Crossed Paths
World Literature Today|November 2016

Wang Anyi traces Shanghai in map and memory as she revisits its lanes, a mental flâneur.

Wang Anyi
Crossed Paths

For almost the entire decade of the 1990s, I was deeply depressed. My mother was ill and was in and out of the hospital every year. Her room was on an upper floor of a newly built hospital, and it would be safe to say this was the tallest point in the vicinity. There was a window at the end of the corridor. Looking out from it, you could see the unbroken expanse of roof tiles of old-fashioned longtangs,* while little black dots swooped and soared in the rays of the setting sun—flocks of pigeons returning to their roosts. I spent a lot of time in front of that window, sometimes with my mother, sometimes in solitude. I felt wounded at heart, by whom I didn’t know, but my pain was clearly being inflicted by some limitless and irresistible force. These interludes were a silent communion that brought me a sense of peace. That’s the city I live in: covered over by my life, so that no matter how much distance I put between us, even if I’m looking down from the highest point, all that’s visible to me is my own heart. The city’s bright and shiny surface has always given off a whiff of cloying vulgarity, not to mention a sort of anomie. It has always been tainted by life.
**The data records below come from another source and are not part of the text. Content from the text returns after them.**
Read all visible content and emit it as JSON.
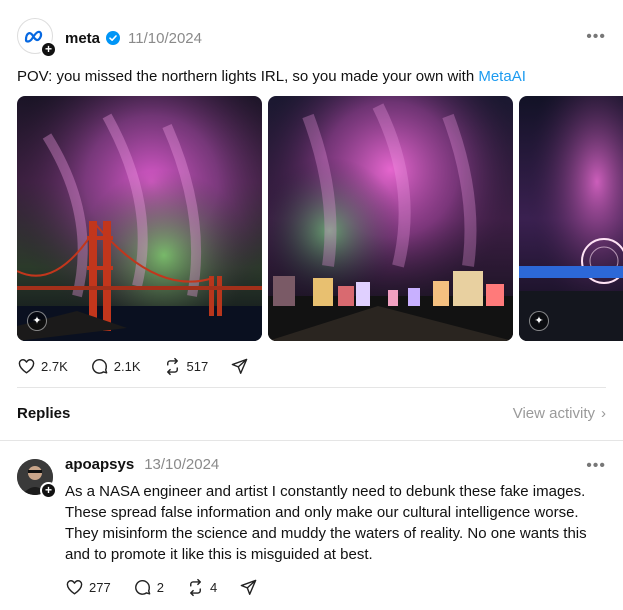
{
  "post": {
    "username": "meta",
    "date": "11/10/2024",
    "caption_text": "POV: you missed the northern lights IRL, so you made your own with ",
    "caption_link": "MetaAI",
    "images": [
      {
        "subject": "Aurora over golden gate bridge"
      },
      {
        "subject": "Aurora over city skyline"
      },
      {
        "subject": "Aurora over ferris wheel"
      }
    ],
    "actions": {
      "likes": "2.7K",
      "comments": "2.1K",
      "reposts": "517"
    }
  },
  "replies_section": {
    "title": "Replies",
    "view_activity": "View activity"
  },
  "reply": {
    "username": "apoapsys",
    "date": "13/10/2024",
    "text": "As a NASA engineer and artist I constantly need to debunk these fake images. These spread false information and only make our cultural intelligence worse. They misinform the science and muddy the waters of reality. No one wants this and to promote it like this is misguided at best.",
    "actions": {
      "likes": "277",
      "comments": "2",
      "reposts": "4"
    }
  },
  "colors": {
    "link": "#1d9bf0",
    "verified": "#0095f6",
    "muted": "#8a8a8a"
  }
}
The shape of the city in my mind’s eye is always a little vague. I actually know my way better around cities where I’ve stayed only briefly, cities where I don’t even speak the language, than I know this one.There are many streets whose orientations and intersections I still don’t have a clear picture of. Not that I’m afraid of getting lost—I usually manage to find the place I’m going to. But the opposite can happen as well. Sometimes, despite my best efforts, I never reach the street I’m looking for; I just go round and round in circles, only to end up right back where I started.